By John Woolfolk
San Jose Mercury News
SANTA CLARA, Calif. — A divided Santa Clara County board of supervisors on Tuesday approved plans to negotiate with a new ambulance company, despite strong objections from San Jose officials and pleas from paramedics, school and business officials to continue with longtime provider American Medical Response.
The board’s 3-2 vote allows county officials to begin negotiations with low-bidder Rural-Metro Corp. for a five-year ambulance service contract valued at some $375 million. If the board approves the final contract in December, the new company would take over service in June.
“I’ve spent a lot of sleepless nights thinking about this,” said Supervisor Don Gage, who cast the deciding vote. “I’ve come to the conclusion, and make a motion, that I think Rural Metro can do the job we’re asking for less money and provide the same level of service.”
Joining Gage were Supervisors George Shirakawa Jr. and Dave Cortese, who had signaled their intent in August to approve County Executive Jeffrey Smith’s recommendation to negotiate with Rural/Metro.
Supervisors Ken Yeager and Liz Kniss suggested re-bidding the contract, citing concerns that sharp differences in the two companies’ proposals may have resulted from lack of clarity from the county.
“It does concern me that in many respects, it’s very difficult to compare these two,” Yeager said.
AMR, the largest private U.S. ambulance service and a subsidiary of Colorado-based Emergency Medical Services Corp., has been the county’s ambulance provider in one form or another since the 1930s.
San Jose officials argued that cities are subsidizing the ambulance service to the tune of $6.6 million a year — with San Jose alone footing half that bill — because firefighters arrive first to the scene of emergencies. That allows the ambulance company to operate with leaner staffing at lower cost.
San Jose officials had worked with AMR to develop a bid proposal that would help the city, facing a 10th straight deficit, recoup most of its $3.3 million in unreimbursed costs for emergency response.
But Smith urged the board in August to dump AMR for Arizona-based Rural/Metro, arguing the smaller company, which provides private ambulance and fire services in 20 states, could provide better service in Santa Clara County at lower cost to patients.
Smith and county emergency medical service officials said Rural/Metro’s ambulance price averaged 12.8 percent lower than AMR’s, yet Rural/Metro also proposed to deploy more ambulances.
After city officials in August questioned whether Rural/Metro, whose market value roughly a tenth the size of AMR’s parent, could deliver the promised service, Gage joined Yeager and Kniss in delaying a decision to allow more study of the competing companies.
San Jose officials have since argued Rural/Metro is too financially unstable to trust with the ambulance contract, noting the company owes $102 million more in debt than its $288 million in assets are worth and just announced plans to sell an additional $200 million in private debt to foreign buyers.

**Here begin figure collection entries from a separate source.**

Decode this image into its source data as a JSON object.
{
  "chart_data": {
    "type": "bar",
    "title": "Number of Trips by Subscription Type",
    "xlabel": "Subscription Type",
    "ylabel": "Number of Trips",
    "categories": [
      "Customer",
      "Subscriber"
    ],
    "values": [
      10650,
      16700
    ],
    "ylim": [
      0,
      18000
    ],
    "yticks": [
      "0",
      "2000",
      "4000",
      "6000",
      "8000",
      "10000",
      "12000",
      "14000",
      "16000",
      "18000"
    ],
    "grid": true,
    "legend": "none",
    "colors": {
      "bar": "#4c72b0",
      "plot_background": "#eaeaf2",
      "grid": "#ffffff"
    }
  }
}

“It would not be prudent to assign this contract to a financially strapped company,” San Jose Finance Director Scott Johnson told the board.
AMR and city officials packed the board chambers with advocates. Paramedics shared fears that they would lose their jobs, suffer pay cuts or be forced into grueling 24-hour shifts. School officials said they dreaded the loss of AMR’s educational efforts to steer students away from drugs and alcohol. San Jose Silicon Valley Chamber of Commerce President Pat Dando, a stroke survivor, worried the county would backslide on AMR-assisted efforts to improve care for stroke victims.
Phil Forgione, Rural/Metro’s western vice president, was the only speaker on behalf of the company. In response to board questions, he assured that all AMR certified paramedics would be guaranteed a Rural/Metro job at equal or greater pay and that the company would potentially agree to modify the 24-hour shifts.
Smith said additional review did not shake his confidence in Rural/Metro, calling questions about the company’s financial stability a “red herring.”
“The question before us was whether or not the two companies could perform on their contract,” Smith said. “There’s no evidence to substantiate the assertion that Rural/Metro could not perform.”